Oakland Teachers, Staff to Demonstrate for Increased COVID Testing in Schools

OAKLAND (BCN/CBS SF) -- Teachers and staff with the Oakland Unified School District calling for increased voluntary COVID-19 testing and other measures in order to minimize cases and outbreaks on school campuses will hold a demonstration Thursday afternoon to drive home their point.

Teachers and staff with Service Employees International Union Local 1021 and the Oakland Education Association plan to demonstrate outside the Oakland Unified School District offices at 4 p.m., according to a news release from both unions.

The unions are calling on the district to "immediately increase student safety through voluntary weekly student testing, outdoor mealtimes, and improved ventilation in larger common areas, among other measures."

The demand is in response to "an increasing number of positive COVID cases among students," union officials said.

Currently, there are 86 student cases and 15 staff cases listed on the district's COVID dashboard for the week of Aug. 16, as well as seven classrooms in full at-home quarantine as of Thursday morning.

All but one of the quarantined classrooms are at elementary schools, according to the dashboard.

Earlier this week, a COVID testing mishap led to a slew of problems for at least three schools within the district.

More than a dozen false positive tests, when they should have indicated COVID negative, forced the Alameda County Department of Health to direct at least one classroom at Montera Middle School into full quarantine at home.

"We're very regretful it's happened.

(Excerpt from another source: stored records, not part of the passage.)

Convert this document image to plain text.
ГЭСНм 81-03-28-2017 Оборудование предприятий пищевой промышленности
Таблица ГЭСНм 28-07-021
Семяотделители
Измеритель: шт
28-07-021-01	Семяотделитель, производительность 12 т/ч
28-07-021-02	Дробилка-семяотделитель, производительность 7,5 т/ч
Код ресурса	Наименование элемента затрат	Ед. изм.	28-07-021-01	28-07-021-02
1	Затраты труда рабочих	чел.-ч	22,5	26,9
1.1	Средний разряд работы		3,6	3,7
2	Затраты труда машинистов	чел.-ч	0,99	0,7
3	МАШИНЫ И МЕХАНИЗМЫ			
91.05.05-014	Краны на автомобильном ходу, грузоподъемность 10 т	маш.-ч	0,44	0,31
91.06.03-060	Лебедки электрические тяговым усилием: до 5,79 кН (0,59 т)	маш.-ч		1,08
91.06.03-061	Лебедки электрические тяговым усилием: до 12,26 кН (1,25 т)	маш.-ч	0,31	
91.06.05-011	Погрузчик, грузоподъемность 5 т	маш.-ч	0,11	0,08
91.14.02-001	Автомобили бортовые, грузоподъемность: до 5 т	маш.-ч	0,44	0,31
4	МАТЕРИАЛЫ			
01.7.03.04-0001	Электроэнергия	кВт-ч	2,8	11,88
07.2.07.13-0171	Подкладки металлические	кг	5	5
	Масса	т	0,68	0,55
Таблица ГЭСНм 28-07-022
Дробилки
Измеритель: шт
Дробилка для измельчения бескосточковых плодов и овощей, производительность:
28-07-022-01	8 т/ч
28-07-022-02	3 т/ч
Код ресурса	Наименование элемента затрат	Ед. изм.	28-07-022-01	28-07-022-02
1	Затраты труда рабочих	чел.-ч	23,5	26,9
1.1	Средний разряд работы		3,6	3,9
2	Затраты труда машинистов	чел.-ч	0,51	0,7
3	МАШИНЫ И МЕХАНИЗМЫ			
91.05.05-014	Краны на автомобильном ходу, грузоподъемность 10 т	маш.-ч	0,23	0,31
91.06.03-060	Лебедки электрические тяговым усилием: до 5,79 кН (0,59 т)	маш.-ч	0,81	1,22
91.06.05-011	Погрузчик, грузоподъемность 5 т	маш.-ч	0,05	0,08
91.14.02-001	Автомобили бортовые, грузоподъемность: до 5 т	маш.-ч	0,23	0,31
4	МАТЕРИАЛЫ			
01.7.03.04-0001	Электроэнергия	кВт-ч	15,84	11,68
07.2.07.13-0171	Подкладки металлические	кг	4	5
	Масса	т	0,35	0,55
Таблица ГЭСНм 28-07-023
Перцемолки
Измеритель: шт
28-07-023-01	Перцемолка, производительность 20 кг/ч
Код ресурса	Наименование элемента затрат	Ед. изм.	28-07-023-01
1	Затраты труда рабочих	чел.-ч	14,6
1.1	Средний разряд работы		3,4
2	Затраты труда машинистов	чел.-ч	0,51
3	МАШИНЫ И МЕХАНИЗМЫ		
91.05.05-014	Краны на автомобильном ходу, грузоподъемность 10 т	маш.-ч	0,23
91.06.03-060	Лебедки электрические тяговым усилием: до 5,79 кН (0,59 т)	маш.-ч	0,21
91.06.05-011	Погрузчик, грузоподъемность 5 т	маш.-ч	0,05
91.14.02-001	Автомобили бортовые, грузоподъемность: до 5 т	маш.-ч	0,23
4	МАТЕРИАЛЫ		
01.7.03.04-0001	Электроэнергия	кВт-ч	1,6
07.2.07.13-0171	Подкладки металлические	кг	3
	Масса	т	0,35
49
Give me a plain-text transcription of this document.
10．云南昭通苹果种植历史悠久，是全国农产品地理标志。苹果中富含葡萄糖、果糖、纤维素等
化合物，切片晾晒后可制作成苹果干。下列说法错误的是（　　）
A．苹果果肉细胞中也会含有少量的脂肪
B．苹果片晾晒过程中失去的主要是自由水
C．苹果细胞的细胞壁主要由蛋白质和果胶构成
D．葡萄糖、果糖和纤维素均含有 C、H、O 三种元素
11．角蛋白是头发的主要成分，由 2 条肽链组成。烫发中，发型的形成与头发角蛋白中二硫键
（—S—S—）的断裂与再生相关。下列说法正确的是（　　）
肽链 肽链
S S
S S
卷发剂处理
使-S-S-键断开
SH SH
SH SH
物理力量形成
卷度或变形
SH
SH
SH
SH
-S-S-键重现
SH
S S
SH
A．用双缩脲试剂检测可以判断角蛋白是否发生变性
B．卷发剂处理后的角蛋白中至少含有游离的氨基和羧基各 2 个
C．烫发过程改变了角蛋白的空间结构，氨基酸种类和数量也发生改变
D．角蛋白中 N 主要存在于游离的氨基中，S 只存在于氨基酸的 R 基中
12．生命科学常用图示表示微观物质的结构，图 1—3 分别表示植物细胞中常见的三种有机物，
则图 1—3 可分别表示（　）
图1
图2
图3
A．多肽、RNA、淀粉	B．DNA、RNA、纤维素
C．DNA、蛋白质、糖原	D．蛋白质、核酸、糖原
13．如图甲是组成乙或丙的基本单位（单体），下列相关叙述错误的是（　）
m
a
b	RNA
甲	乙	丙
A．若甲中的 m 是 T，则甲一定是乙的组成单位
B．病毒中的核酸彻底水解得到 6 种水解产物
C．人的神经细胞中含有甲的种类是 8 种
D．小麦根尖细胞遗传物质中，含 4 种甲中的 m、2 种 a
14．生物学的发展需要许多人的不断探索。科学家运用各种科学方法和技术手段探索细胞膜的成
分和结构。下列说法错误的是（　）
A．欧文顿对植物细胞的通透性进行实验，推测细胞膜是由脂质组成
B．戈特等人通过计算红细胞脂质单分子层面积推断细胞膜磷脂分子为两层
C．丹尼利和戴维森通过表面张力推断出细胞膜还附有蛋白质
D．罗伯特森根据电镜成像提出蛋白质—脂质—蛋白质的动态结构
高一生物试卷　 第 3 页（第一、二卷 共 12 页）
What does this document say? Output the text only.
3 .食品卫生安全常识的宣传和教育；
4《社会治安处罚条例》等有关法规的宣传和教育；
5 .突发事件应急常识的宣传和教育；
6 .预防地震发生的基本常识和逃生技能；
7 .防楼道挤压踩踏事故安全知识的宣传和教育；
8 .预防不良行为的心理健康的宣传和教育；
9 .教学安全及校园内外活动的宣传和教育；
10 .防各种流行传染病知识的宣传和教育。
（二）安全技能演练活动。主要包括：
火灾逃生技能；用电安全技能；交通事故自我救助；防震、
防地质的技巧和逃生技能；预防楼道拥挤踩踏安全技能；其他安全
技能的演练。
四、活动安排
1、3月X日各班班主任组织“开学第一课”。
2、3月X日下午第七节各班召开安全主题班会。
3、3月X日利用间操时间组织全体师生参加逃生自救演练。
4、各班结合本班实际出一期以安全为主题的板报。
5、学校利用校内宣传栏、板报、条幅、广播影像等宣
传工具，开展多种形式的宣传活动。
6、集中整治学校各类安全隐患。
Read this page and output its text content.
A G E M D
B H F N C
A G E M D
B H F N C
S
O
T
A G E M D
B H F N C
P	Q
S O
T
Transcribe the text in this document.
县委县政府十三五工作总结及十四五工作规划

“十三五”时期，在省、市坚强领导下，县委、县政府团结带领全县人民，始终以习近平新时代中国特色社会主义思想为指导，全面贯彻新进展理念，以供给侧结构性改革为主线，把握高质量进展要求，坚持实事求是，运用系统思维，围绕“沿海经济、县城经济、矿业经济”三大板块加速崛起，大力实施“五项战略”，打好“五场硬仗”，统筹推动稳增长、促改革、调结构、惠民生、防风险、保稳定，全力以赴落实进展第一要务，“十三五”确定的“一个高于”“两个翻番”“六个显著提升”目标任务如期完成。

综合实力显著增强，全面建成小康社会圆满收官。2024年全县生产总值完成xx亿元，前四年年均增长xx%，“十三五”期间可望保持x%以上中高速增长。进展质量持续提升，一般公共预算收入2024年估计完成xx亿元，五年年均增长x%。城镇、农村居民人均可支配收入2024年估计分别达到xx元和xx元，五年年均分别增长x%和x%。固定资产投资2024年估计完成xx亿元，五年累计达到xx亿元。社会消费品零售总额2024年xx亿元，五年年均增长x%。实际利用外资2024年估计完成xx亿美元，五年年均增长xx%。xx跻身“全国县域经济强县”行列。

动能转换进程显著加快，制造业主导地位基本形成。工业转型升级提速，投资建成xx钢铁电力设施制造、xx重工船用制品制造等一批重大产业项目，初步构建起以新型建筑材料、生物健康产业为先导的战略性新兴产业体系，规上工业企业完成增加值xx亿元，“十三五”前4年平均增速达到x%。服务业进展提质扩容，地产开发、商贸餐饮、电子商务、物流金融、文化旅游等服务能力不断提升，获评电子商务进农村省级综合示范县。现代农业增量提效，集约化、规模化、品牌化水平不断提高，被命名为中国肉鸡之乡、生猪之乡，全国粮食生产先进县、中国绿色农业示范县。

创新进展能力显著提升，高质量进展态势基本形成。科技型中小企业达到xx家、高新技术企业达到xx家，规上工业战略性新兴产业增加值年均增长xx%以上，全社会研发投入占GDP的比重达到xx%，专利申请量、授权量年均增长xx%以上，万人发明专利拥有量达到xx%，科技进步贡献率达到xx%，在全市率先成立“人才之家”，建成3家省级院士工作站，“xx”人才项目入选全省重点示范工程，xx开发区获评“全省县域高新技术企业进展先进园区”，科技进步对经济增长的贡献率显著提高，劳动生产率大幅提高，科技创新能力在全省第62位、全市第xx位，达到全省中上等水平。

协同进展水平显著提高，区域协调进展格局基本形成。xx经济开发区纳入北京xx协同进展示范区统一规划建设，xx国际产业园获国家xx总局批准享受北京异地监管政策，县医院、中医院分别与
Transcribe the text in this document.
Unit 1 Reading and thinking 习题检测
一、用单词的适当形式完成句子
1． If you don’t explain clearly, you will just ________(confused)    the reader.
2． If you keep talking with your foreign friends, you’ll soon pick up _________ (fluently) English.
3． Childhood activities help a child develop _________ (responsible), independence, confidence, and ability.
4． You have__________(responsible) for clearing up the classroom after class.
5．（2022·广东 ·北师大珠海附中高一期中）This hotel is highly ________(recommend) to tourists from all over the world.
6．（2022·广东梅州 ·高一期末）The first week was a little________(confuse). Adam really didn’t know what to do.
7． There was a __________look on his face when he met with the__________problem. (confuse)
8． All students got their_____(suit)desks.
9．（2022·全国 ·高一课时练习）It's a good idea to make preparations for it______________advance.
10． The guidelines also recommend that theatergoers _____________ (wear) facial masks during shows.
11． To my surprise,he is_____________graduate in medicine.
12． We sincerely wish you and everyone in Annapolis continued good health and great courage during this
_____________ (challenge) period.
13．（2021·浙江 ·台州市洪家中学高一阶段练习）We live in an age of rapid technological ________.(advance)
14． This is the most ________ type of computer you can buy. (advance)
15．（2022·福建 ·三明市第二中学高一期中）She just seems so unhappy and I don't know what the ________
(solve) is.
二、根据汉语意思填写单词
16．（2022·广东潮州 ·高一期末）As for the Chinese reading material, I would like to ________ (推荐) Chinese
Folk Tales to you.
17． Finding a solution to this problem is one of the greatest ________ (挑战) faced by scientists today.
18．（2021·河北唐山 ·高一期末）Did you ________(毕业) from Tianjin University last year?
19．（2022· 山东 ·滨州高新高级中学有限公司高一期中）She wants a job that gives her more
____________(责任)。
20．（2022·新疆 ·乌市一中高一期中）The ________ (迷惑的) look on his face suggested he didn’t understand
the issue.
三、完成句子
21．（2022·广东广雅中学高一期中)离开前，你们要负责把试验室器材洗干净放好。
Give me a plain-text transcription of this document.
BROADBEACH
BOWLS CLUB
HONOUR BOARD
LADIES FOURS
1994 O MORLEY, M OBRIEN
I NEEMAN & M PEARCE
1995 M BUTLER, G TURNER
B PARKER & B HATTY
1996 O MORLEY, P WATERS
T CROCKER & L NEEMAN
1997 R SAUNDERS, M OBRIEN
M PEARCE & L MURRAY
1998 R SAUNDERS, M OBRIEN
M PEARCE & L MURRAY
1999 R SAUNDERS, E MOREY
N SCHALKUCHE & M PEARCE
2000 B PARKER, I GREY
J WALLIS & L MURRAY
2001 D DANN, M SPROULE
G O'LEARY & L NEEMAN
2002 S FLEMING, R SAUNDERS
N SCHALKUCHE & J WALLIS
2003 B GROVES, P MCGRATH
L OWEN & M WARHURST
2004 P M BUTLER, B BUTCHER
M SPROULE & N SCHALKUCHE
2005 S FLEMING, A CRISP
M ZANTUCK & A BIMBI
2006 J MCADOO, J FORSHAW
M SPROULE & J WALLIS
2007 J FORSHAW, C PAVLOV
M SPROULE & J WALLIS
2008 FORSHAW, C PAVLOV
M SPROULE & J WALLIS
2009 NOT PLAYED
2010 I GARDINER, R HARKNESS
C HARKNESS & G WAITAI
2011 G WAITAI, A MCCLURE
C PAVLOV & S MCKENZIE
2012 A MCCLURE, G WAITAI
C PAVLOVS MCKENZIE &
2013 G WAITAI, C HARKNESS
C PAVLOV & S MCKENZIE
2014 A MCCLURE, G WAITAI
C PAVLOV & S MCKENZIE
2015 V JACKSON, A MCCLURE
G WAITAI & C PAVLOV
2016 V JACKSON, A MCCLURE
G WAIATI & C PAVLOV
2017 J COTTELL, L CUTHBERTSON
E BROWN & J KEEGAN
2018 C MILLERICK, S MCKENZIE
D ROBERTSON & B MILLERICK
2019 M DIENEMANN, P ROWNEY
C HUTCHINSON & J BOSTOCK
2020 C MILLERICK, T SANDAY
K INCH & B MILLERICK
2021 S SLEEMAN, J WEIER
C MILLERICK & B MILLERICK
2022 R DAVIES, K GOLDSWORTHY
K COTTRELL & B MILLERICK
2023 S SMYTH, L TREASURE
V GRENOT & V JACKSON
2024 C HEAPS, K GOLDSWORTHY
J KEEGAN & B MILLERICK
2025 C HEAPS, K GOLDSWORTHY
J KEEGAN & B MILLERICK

As soon as we got some concerns, we started digging into it," said Oakland Unified School District spokesperson John Sasaki.

According to Oakland Unified School District officials, Vestra Labs conducted rapid antigen tests at school campuses Friday, after other positive tests came to light. It's unclear how many students or staff at Montera Middle, Montclair Elementary, and Oakland High School were tested overall.

"Oakland schools have implemented multiple safety layers to protect students, families, and staff, but we are not living in the same reality of just six weeks ago," OEA President Keith Brown said.

"Our community case rate has taken a turn for the worse -- it's 10 times higher now than when many of our safety policies and agreements were first developed," Brown said in the news release.

Alameda County's 14-day total of new cases was 4,319 as of Monday, down from 5,247 on Aug. 18, according to the county's Public Health Department.

On July 15, that number was 2,273 and on June 8 it was 455.

The unions say that more than 1,000 teachers, parents and other community members have signed a petition calling on the school board to adopt a resolution from Board Director Mike Hutchinson that would initiate voluntary weekly testing at every campus across the district for all students and staff.

The unions are also asking that more breakfast and lunch breaks are held outdoors, that social distancing is implemented in cafeterias, that industrial-size air purifiers are installed, that "a clear metric" is developed for triggering a response to dangerous air quality and that plans are put in place in the case of power outages that prevent the use of HEPA filters.

OUSD officials were not immediately available to comment on the unions' demands.